Working as a team, these two women picked about 10 crates of Chardonnay grapes each during 4 hours of harvest that day. While they were some of the slowest pickers in the vineyard that day, I calculated that if they worked all day, everyday of the year, it would take them almost 10 years to earn enough money to buy the camera and lens I used to photograph them.

It made reflect. My financial future is already here. For these two women, and most Chinese, their financial future is still ahead.

Monday, December 14, 2009

What matters now?

Tonight I just came across Seth Godin's blog entry where he asked dozens of interesting people, "What matters now?" He then compiled the answers and published them in an e-book.

The e-book answers made me reflect about the importance of powerful questions as I'm crafting my next book, Lessons from the Vineyard-Insights on our Earth, Character and Spirit. The seed sprouted with the last question I asked 87 Oregon winemakers, owners and vineyard workers for my last book: "What have you learned from the vineyard?"

Inspired by how Jesus used parables about the vineyard for his lessons, I thought the vineyard could be a metaphor
for my new Lessons book. After all, isn't the vineyard an interaction between man, nature and God?

So then what does the vineyard teach us?



Thursday, December 3, 2009

China Wine: From Cow to Castle

Do you have the same a visual disconnect I have between the photos of farmers plowing in the vineyard with a cow and the huge castle-like chateaus the wineries build?
These farmers are working in a vineyard which provides fruit to Dynasty Winery near Tianjin.







Then check out the new Chateau Dynasty is building (below right). The panorama is Chateau Junding in Shandong Province. I didn't see any cows pulling equipment here.

Tuesday, December 1, 2009

China Wine-Striving for Big

What is it in the Chinese Wine psychology that attracts BIG?

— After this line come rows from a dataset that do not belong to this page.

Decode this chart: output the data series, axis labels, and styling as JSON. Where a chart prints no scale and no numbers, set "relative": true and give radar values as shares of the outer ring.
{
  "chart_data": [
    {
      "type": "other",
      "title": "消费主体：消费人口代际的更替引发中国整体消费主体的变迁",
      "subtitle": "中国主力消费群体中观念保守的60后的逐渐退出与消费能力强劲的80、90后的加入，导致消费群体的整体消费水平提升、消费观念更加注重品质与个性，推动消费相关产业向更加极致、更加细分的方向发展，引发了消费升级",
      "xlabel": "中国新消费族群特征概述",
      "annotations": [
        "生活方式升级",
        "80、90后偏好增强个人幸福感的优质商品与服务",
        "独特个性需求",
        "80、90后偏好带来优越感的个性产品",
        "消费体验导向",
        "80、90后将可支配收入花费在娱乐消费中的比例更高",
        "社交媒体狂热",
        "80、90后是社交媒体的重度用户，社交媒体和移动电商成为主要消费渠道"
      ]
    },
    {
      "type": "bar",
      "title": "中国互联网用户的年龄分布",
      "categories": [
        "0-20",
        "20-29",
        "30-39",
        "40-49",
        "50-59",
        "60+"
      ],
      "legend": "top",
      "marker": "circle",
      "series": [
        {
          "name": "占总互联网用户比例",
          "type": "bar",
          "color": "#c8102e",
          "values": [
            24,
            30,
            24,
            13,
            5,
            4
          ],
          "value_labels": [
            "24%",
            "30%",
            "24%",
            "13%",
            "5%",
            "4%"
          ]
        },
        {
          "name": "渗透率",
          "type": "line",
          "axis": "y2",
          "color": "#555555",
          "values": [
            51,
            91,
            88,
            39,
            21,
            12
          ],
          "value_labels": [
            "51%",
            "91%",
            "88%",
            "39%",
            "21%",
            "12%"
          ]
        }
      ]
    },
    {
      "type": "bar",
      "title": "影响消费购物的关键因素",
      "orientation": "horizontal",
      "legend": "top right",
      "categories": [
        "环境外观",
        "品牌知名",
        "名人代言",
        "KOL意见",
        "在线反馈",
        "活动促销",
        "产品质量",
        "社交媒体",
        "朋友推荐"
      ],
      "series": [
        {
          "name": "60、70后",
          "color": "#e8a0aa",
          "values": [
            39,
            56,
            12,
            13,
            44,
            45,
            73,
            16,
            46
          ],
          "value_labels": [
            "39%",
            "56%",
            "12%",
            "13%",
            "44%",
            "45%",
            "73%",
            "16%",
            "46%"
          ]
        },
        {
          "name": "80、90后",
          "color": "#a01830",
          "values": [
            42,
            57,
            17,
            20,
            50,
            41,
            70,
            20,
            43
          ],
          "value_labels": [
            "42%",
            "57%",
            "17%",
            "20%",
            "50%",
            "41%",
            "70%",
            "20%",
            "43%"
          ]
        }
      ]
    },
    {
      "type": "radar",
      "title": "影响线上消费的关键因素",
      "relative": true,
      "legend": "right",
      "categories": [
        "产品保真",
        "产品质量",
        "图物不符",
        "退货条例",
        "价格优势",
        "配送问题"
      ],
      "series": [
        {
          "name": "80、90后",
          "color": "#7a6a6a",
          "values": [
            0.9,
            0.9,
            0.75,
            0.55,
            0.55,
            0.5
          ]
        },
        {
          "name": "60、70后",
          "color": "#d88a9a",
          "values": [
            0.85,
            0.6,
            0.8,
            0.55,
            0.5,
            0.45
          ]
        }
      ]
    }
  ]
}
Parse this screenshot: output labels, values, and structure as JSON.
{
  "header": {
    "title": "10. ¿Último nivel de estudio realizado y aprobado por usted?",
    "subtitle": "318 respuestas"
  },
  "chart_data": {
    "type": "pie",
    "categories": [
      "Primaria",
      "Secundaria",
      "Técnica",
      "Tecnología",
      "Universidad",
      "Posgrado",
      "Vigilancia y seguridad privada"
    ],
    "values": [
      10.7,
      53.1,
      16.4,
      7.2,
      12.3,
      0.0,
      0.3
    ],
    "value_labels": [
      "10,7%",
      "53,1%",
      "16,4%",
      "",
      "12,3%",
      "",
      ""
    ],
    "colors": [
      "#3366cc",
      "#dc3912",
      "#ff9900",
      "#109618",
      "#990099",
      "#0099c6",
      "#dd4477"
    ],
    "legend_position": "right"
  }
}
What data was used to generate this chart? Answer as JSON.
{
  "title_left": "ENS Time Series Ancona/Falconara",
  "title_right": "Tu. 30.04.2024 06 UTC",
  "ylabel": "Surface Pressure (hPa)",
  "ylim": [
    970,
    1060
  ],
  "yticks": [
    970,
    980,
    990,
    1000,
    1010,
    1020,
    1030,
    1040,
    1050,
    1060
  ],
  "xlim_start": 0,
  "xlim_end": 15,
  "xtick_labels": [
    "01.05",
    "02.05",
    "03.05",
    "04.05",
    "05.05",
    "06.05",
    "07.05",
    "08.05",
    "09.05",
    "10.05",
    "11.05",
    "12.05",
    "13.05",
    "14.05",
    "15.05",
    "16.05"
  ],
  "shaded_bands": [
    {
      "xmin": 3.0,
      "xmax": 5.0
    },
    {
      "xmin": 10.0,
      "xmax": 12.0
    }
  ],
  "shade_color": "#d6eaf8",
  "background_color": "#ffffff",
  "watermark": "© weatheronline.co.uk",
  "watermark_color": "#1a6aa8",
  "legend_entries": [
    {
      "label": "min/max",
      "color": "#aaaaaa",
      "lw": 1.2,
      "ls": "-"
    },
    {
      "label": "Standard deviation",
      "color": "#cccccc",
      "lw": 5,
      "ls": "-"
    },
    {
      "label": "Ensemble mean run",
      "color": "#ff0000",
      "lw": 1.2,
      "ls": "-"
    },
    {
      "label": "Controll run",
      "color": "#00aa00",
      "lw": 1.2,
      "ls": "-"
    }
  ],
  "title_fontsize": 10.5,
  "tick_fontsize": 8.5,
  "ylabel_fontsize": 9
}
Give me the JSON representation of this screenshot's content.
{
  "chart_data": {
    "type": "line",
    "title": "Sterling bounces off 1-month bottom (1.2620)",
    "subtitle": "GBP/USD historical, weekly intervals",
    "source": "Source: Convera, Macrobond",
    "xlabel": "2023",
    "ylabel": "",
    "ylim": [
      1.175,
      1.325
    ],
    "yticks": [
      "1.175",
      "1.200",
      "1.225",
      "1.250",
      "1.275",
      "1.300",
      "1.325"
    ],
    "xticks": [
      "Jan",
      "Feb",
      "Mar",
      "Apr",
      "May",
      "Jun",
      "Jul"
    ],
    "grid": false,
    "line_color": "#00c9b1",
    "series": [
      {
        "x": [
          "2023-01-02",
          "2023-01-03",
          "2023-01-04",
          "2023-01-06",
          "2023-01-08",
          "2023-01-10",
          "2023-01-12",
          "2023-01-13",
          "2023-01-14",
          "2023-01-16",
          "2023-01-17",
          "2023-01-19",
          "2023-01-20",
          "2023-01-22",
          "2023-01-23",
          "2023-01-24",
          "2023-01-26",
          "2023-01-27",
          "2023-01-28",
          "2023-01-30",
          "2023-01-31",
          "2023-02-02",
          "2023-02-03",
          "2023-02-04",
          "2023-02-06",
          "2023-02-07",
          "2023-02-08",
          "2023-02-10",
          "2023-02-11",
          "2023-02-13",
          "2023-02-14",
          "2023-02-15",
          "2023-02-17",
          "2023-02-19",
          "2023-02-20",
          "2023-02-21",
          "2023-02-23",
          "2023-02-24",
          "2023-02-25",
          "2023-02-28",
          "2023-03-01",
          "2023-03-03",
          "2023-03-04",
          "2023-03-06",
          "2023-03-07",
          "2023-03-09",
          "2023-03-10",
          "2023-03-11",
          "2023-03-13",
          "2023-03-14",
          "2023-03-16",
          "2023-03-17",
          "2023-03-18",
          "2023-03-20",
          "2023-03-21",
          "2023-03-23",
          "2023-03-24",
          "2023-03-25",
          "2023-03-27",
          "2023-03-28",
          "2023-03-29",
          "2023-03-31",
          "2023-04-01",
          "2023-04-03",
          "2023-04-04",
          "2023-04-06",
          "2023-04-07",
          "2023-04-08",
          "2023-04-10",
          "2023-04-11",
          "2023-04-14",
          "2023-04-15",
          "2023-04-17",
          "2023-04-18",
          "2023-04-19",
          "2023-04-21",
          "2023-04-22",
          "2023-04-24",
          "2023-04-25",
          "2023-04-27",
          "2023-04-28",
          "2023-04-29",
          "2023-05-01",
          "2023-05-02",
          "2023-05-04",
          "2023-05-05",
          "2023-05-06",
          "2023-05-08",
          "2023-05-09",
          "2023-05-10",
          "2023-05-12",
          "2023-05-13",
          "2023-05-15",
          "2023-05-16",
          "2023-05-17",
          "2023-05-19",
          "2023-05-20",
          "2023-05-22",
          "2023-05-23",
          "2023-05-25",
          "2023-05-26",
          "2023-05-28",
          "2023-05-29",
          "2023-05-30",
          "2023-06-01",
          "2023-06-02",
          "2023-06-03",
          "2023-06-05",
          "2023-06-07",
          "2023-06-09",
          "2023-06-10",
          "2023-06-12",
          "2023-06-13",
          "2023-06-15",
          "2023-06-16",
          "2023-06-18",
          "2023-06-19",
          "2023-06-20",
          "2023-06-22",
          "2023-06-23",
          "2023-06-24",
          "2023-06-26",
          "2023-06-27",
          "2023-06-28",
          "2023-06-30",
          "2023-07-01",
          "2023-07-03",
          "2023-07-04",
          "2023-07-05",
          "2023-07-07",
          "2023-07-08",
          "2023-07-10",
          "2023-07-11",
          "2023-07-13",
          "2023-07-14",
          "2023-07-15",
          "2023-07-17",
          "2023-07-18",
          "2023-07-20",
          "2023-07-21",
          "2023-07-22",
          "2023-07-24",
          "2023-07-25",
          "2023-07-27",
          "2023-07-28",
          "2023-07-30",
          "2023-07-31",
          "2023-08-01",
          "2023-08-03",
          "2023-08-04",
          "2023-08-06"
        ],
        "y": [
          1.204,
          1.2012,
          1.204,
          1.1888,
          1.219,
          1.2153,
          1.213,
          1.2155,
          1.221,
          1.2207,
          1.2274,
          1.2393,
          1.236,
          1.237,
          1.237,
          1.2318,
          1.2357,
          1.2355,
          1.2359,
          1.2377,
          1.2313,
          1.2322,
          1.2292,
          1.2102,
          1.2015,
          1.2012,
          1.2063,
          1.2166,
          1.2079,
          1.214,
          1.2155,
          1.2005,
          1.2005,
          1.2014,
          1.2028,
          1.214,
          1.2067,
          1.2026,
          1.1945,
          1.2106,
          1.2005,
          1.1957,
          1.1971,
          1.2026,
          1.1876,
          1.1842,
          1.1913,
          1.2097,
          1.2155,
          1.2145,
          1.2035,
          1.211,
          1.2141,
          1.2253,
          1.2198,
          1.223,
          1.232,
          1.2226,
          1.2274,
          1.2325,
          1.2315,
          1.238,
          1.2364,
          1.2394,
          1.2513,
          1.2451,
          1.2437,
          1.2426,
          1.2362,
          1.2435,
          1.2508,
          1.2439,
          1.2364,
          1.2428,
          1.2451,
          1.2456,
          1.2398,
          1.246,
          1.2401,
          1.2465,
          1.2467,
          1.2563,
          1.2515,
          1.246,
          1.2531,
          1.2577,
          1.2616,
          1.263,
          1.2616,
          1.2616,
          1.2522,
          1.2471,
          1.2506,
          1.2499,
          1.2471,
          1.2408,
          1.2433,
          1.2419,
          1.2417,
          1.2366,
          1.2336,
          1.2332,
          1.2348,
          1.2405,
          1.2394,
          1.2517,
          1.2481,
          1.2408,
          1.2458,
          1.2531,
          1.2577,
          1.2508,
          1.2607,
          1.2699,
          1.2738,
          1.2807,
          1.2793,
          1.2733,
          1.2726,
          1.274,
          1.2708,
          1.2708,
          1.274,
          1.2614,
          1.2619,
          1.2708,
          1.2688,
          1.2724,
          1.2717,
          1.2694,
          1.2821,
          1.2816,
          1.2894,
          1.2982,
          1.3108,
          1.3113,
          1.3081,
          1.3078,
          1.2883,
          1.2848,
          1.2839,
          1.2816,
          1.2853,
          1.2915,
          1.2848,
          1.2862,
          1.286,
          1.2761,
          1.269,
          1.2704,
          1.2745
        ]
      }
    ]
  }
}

This is Dynasty Winery's new facility near Tianjin, just next door to their current winery, tasting room and offices. (By the way, what architectural influences do you see here?)

Here are the figures and facts for Dynasty: Established in 1980, as a Sino-French Joint-Venture, the second ever Chinese-foreign joint venture in China, created between the Chinese government, the French brandy producer, Remy-Martin, and Hong Kong International Trade and Technology Investigation Organization–whatever that is.

So get these production numbers. In 1980–first year for Dynasty–they produced 100,000 bottles of wine. First year. Remember that many, if not most Oregon wine producers in my backyard, output maybe 60,000 bottles, after years of being in business. By 2002, Dynasty's total production of wines and brandies reached 35 million bottles. That's more than two times what the entire state of Oregon produces.

And that's only one winery in China. Big or what?